Signed-off-by: yisheng <yi.sheng@intel.com>
---
 .../device_communicators/xpu_communicator.py           | 10 +++++-----
 vllm/v1/worker/xpu_worker.py                           |  3 +++
 2 files changed, 8 insertions(+), 5 deletions(-)

diff --git a/vllm/distributed/device_communicators/xpu_communicator.py b/vllm/distributed/device_communicators/xpu_communicator.py
index 85c7f18e3..d2e9e89e5 100644
--- a/vllm/distributed/device_communicators/xpu_communicator.py
+++ b/vllm/distributed/device_communicators/xpu_communicator.py
@@ -70,7 +70,7 @@ class XpuCommunicator(DeviceCommunicatorBase):
             output_shape, dtype=input_tensor.dtype, device=input_tensor.device
         )
 
-        dist.reduce_scatter_tensor(output, input_tensor)
+        dist.reduce_scatter_tensor(output, input_tensor, group=self.device_group)
 
         # Reshape before returning
         return output.movedim(0, dim).contiguous()
@@ -103,9 +103,9 @@ class XpuCommunicator(DeviceCommunicatorBase):
         if sizes is not None and sizes.count(sizes[0]) != len(sizes):
             # if inputs shape in different ranks is not the same using reduce_scatter
             input_splits = list(input_tensor.split(sizes, dim=0))
-            dist.reduce_scatter(output, input_splits)
+            dist.reduce_scatter(output, input_splits, group=self.device_group)
         else:
-            dist.reduce_scatter_tensor(output, input_tensor)
+            dist.reduce_scatter_tensor(output, input_tensor, group=self.device_group)

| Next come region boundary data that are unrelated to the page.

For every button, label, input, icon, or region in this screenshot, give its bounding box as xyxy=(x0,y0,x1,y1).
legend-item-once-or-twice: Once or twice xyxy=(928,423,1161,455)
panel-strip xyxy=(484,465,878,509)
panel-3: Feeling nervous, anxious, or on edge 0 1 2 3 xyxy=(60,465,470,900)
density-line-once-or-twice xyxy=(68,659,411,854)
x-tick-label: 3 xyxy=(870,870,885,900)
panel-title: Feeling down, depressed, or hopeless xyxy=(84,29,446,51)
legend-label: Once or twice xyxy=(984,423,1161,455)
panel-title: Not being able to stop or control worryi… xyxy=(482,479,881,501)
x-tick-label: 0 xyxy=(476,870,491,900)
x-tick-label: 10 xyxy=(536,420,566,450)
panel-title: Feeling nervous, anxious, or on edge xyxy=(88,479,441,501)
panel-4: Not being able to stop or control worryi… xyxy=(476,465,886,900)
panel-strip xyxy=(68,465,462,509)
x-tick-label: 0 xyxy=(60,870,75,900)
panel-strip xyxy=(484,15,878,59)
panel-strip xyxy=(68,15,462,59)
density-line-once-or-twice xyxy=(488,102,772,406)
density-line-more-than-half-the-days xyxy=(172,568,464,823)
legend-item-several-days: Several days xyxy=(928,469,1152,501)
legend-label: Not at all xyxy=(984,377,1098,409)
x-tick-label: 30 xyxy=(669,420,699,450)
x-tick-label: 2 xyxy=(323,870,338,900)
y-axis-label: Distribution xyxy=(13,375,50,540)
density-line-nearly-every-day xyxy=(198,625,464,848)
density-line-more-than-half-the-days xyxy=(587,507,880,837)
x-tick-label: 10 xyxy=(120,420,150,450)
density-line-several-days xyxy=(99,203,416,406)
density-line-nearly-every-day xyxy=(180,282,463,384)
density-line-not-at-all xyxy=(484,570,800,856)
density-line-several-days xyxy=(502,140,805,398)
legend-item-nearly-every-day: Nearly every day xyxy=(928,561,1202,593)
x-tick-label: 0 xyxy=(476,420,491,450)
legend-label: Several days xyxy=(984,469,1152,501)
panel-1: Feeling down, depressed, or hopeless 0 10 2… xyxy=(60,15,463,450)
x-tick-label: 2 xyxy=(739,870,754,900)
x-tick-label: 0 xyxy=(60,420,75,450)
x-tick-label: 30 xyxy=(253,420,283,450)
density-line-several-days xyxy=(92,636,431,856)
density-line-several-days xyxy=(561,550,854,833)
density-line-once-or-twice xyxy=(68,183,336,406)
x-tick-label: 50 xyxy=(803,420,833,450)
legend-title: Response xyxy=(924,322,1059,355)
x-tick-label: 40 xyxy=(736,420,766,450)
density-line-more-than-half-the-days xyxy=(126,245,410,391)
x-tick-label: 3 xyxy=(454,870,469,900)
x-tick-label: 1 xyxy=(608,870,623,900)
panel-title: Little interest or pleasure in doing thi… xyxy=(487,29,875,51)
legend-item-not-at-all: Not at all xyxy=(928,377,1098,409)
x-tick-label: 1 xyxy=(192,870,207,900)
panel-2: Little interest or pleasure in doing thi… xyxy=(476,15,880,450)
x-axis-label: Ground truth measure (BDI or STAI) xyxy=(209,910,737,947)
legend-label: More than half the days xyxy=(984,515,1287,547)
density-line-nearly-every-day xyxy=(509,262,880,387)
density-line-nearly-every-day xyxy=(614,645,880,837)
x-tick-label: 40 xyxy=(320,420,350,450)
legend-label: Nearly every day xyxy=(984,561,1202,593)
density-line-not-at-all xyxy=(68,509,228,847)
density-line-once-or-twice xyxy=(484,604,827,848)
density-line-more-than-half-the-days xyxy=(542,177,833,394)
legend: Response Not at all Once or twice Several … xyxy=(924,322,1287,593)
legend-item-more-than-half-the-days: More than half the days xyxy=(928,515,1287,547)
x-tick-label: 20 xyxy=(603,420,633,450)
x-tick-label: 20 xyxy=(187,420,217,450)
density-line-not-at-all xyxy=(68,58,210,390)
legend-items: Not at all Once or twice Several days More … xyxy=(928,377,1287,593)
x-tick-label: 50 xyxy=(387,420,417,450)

         # Reshape before returning
         return output.movedim(0, dim).contiguous()
 
@@ -149,10 +149,10 @@ class XpuCommunicator(DeviceCommunicatorBase):
                             device=input_.device,
                         )
                     )
-                dist.all_gather(all_gather_list, input_)
+                dist.all_gather(all_gather_list, input_, group=self.device_group)
                 output_tensor = torch.cat(all_gather_list, dim=0)
             else:
-                dist.all_gather([output_tensor], input_)
+                dist.all_gather([output_tensor], input_, group=self.device_group)
             return output_tensor
 
         if isinstance(input_, torch.Tensor):
diff --git a/vllm/v1/worker/xpu_worker.py b/vllm/v1/worker/xpu_worker.py
index 898c79087..112a71b37 100644
--- a/vllm/v1/worker/xpu_worker.py
+++ b/vllm/v1/worker/xpu_worker.py
@@ -85,6 +85,9 @@ class XPUWorker(Worker):
             current_platform.dist_backend,
         )
 
+        # global all_reduce needed for overall oneccl warm up
+        torch.distributed.all_reduce(torch.zeros(1).xpu())
+
         # Set random seed.
         set_random_seed(self.model_config.seed)